I have yet to return to Hungary.

We arrived in Camp Kilmer on March 28, 1957, and I spent my eleventh birthday there. We came by train to Cleveland, and I remember remarking how much empty land and open space there was between New Jersey and Ohio.

VIETNAM
My parents had divorced, so I grew up without a father. Things were pretty tough financially, and I wanted some discipline, as I was a rather wild and unruly teenager. So I enlisted in the Marine Corps. After completing basic training, I met up with a Hungarian friend, Joe Dezsõ; and ended up in the same battalion at Camp Pendleton.

Our unit was sent to Vietnam in May of 1965. Crossing the Pacific Ocean, Joe and I, two Hungarian kids had a conversation on the ship. Our discussion centered on going to Vietnam and how it was an opportunity to return the slap in the face the communists had given us in 1956. Not fighting against the soviets, to be sure, but communists nonetheless. So we went willingly to Vietnam. I spent 13 months there, then came back and served the remainder of the military tour training Marine officers, FBI, and Secret Service members how to shoot on the rifle range at Quantico, VA. After separation from the Marine Corps, I returned to Cleveland.

THE SIGNIFICANCE OF 1956
1956 personally gave me a chance at a new life in America. From a world perspective, however, what caused this tiny nation to rise up against the Soviet superpower, armed to the teeth? We Hungarians were lucky if we had a 22 or an air gun, and they had tanks, yet the people still rebelled. We had had enough, and this freedom fight was the first crack in the armor of the great Soviet Union, precisely because it was not an ordinary riot. The people who rebelled were the factory workers from the industrial areas, those same people who were glorified in the communist worker propaganda. Our freedom fight stopped the communist movements in Italy and France dead in their tracks, because it revealed the true nature of communism. And later, in 1989, when Hungary opened its borders to the West, that brought down the Berlin Wall, because East Germans went to freedom through Hungary.

I spent most of my life in Cleveland. One important thing about the Hungarian émigré community is that they continued to commemorate the events of 1956, even when it was forbidden to do so in Hungary, from 1956 to 1989. But now things have changed, and I believe Hungary was proclaimed a republic on October 23rd of 1989, so now that date is doubly etched in Hungarian history.

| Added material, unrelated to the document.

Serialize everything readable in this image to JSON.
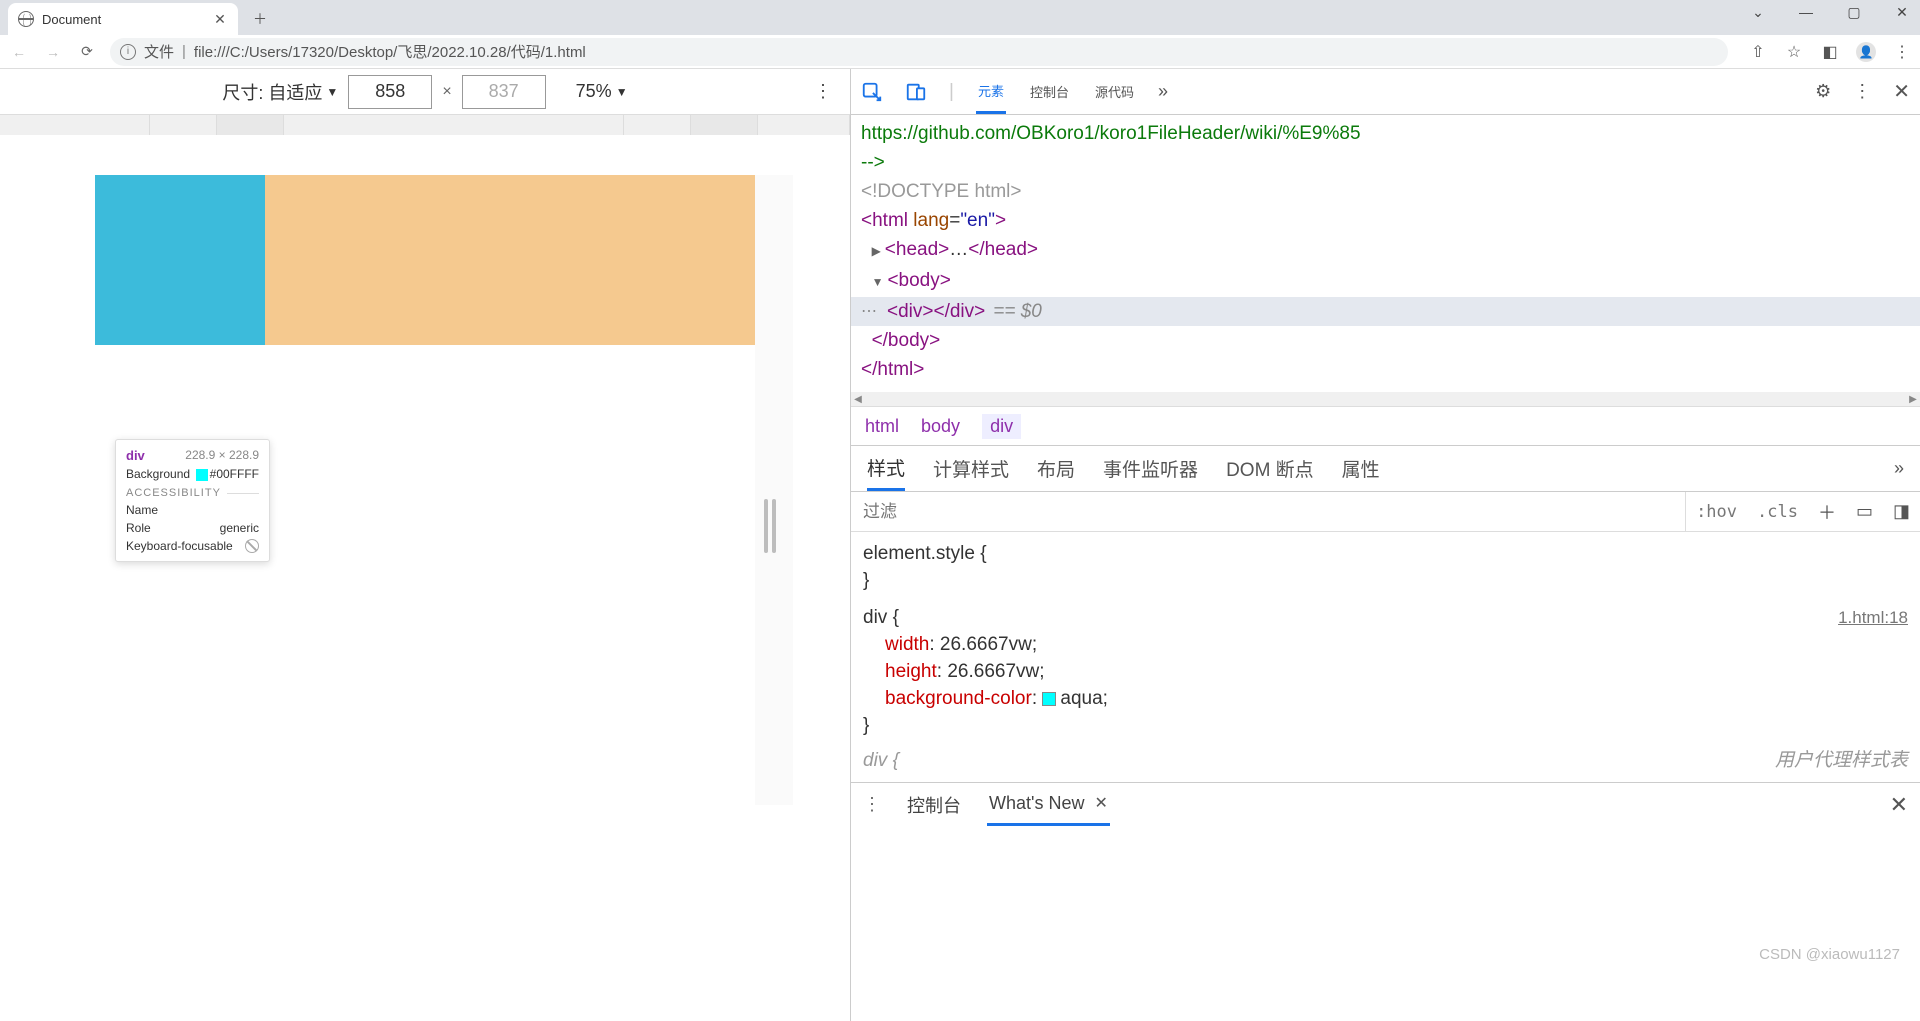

I owe thanks to Hungary for giving me life, and I owe thanks to the United States, my new country, for allowing me to start over and live a life of freedom and prosperity. I am now an American citizen and live my life in America, but my heart remains first and foremost Hungarian, and will always be so.


Tamás Rátoni Nagy
10 years old when he experienced the events of the freedom fight, he fled to the West with his mother. A veteran of the United States Marine Corps and of the Vietnam war, he returned to Cleveland and worked in the art framing and industrial drafting fields. He is an avid Boy Scout leader in Troop 414 and also volunteers in the Cleveland Hungarian School on Monday evenings. He is currently employed as a construction inspector.